Friday, February 23, 2007

Music fans wade about in pirated seas of sound waves for mus

Musical booty
MCT Direct
Music fans wade about in pirated seas of sound waves for mus
Justin Smith
Entertainment Writer

Music is undeniably an essential form of communication. It provides people with entertainment, community and a soundtrack to life.

Some music fans have gone to great lengths to get their favorite tunes for free.

The illegal tradition of music piracy spans back to the first half of the 20th century.

The Recording Industry Association of America defines music piracy as the “illegal duplication and distribution of sound recordings.”

The RIAA is a trade group of record labels and distributors that release 90 percent of legal sound recordings in the U.S., according to the RIAA Web site.

Since 1952, the RIAA has worked on new and revised U.S. copyright laws, a 300-year-old tradition.

From early sound recording laws to the famous Napster case in the late ’90s, the RIAA has tried to combat illegal music recording and keep artists paid.

One of the most popular ways of getting illegal music over the past decade has been through Internet file sharing on peer-to-peer networks. This has included the rising piracy trend of leaking unreleased albums.

“Piracy may even affect the sale of titles before they hit the marketplace, when bootleggers are able to obtain promotional copies ahead of release,” according to the 2003 book “This Business of Music: The Definitive Guide to the Music Industry.”

For example, The Arcade Fire’s second full-length album, “Neon Bible,” is due out March 6 but has been available on file sharing sites for at least the past month.

Since January, Ruckus, a “premier college-only multimedia service,” has launched a campaign to offer free, legal music to college students.

“The major record labels would like to combat piracy on college campuses via peer-to-peer networks,” according to the blog at www.ruckusnetwork.com.

“Ruckus Network has been authorized by major record labels to offer a catalog of nearly 2.5 million tracks for free to anyone with a dot-edu e-mail address.”

A drawback of Ruckus is that downloaded tracks will not play on the Apple iPod, according to a January New York Times article.

The tracks come in Windows Media audio format and cannot be converted by iTunes for use on the iPod or the MP3 player.

Even with this restriction, Michael J. Bebel, president and CEO of Ruckus, was still optimistic.

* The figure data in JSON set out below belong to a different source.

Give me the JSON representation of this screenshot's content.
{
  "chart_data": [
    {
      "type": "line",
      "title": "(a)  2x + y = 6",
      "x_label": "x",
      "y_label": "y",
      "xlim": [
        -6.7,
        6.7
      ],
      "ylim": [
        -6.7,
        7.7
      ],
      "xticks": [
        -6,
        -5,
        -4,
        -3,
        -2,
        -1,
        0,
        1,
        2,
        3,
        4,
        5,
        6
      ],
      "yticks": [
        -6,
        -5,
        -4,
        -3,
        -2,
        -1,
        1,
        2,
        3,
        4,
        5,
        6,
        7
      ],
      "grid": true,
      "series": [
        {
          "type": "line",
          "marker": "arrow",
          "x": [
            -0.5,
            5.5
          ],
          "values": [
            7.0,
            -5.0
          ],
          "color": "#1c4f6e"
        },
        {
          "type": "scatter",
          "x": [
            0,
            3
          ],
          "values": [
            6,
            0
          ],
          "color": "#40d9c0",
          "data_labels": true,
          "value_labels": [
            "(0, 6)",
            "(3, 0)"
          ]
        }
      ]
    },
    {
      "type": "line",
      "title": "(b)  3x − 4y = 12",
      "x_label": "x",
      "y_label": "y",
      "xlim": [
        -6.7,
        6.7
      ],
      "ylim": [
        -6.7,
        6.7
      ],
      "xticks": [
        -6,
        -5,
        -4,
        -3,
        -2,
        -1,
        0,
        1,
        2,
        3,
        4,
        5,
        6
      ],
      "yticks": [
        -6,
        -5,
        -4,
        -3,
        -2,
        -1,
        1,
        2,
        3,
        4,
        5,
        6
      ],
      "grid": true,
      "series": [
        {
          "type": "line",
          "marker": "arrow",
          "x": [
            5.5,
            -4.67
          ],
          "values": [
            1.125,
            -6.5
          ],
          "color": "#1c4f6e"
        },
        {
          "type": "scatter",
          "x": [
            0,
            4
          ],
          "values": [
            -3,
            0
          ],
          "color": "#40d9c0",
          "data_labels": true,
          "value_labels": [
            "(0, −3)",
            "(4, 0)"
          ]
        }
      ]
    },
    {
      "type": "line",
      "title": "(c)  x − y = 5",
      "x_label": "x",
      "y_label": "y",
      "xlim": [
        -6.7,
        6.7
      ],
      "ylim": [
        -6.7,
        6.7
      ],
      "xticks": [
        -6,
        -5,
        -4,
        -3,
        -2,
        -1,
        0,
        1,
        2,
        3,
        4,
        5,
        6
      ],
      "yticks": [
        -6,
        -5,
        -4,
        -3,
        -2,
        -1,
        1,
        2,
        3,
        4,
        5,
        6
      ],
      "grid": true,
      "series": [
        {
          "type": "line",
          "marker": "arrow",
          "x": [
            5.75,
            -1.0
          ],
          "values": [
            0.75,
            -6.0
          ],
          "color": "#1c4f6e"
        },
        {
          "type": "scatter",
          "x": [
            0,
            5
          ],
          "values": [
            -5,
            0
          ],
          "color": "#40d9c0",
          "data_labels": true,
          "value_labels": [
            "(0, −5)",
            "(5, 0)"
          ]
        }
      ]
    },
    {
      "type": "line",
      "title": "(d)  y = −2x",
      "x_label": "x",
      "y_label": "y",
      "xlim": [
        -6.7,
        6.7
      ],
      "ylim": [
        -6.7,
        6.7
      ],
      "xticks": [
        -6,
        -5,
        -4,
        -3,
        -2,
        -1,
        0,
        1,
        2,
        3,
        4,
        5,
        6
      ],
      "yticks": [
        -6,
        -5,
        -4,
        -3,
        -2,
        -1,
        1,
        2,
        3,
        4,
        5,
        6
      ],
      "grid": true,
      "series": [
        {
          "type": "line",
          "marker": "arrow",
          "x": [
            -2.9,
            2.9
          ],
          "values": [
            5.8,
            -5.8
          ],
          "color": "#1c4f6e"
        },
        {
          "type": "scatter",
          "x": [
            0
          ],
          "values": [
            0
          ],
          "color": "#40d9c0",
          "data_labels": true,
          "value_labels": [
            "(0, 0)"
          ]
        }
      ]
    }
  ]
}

“Even iPod users on campus will use Ruckus because they can find music they like before they buy it from Apple or get it another way,” he said.

Bebel was previously responsible for overseeing the operations of Roxio’s Napster division, according to his biography on Ruckus’ Web site.

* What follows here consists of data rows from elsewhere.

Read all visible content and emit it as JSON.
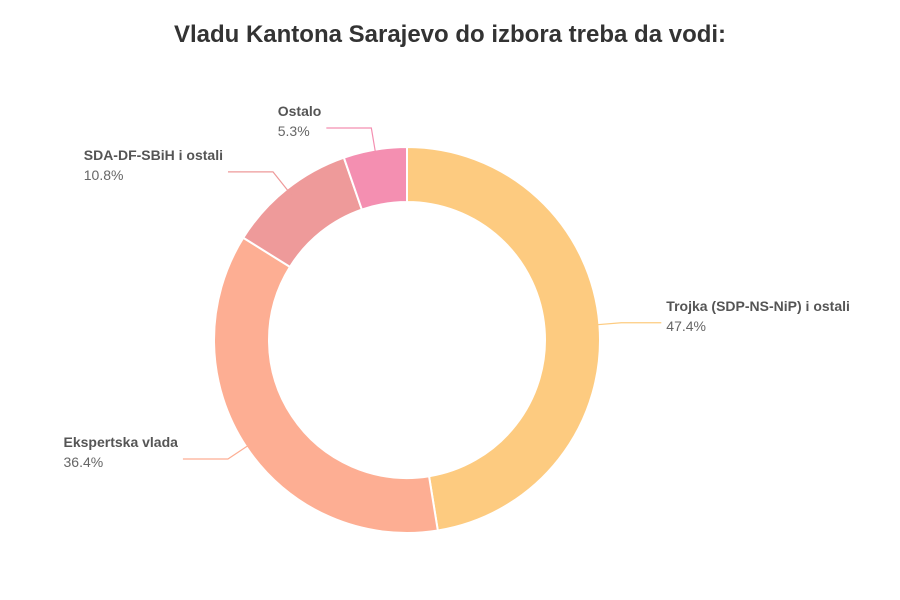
{
  "chart_data": {
    "type": "donut",
    "title": "Vladu Kantona Sarajevo do izbora treba da vodi:",
    "categories": [
      "Trojka (SDP-NS-NiP) i ostali",
      "Ekspertska vlada",
      "SDA-DF-SBiH i ostali",
      "Ostalo"
    ],
    "values": [
      47.4,
      36.4,
      10.8,
      5.3
    ],
    "value_labels": [
      "47.4%",
      "36.4%",
      "10.8%",
      "5.3%"
    ],
    "colors": [
      "#fdcb80",
      "#fdae93",
      "#ee9a9a",
      "#f48fb1"
    ]
  }
}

Ruckus keeps its music free and legal by financing its efforts through selling ad space on the Web site.

The most recent data from RIAA shows that revenue totals for all music sales of the 2006 midyear were $4.9 billion, a 6 percent decrease from the 2005 midyear total of $5.2 billion.

The decrease has been attributed to online file sharing.

Online digital music sales, however, show midyear 2006 revenue totals of $417 million, an 87 percent increase over the 2005 revenue totals of $223 million.

The Internet has made obtaining legal and illegal music easier; however, piracy extends back well before the Internet existed.

Since the vinyl LP album was introduced in 1948, listeners have tried to dodge the normal avenues of acquiring music by using dark alleys.

Before the popularity of computers and the Internet, the main way music pirates obtained their illegal music was through bootlegging and counterfeiting.

The RIAA defines bootlegging as “the unauthorized recordings of live concerts, or musical broadcasts on radio or television,” while it defines counterfeiting as “the unauthorized recordings of the prerecorded sound as well as the unauthorized duplication of original artwork, label, trademark and packaging.”

“Bob Dylan is easily the most bootlegged artist in the world,” according to a February 2006 essay in Popular Music and Society.

“It would be a lifetime effort to comb through, much less listen carefully to, all the Bob Dylan material available in the digital underground,” the essay continued.

Sound recording didn’t get copyright protection until February 1972, according to www.copyright.gov.

According to the 1969 Popular Music and Society essay, the first Bob Dylan bootleg album, “The Great White Wonder,” surfaced and received some radio airplay.

In 1991, to satisfy the demand for the bootlegs, Columbia Records, Dylan’s record label, released a three-volume “Bootleg Series.”

The RIAA’s latest measure to build awareness of the illegal nature of online music piracy is a “voluntary, government-sanctioned anti-piracy warning seal,” to be placed on copyrighted music, according to the RIAA Web site.

“It is our hope that when consumers see the new FBI warning on the music they purchase, both physically and online, they will take the time to learn the do’s and don’ts of copying and uploading to the Internet,” said Brad Buckles, RIAA executive vice president for anti-piracy, at a Los Angeles news conference unveiling the new seal.

But no matter the restrictions or the media format, throughout the years, music fans have obtained recordings of their favorite musicians any way they can, legally or illegally.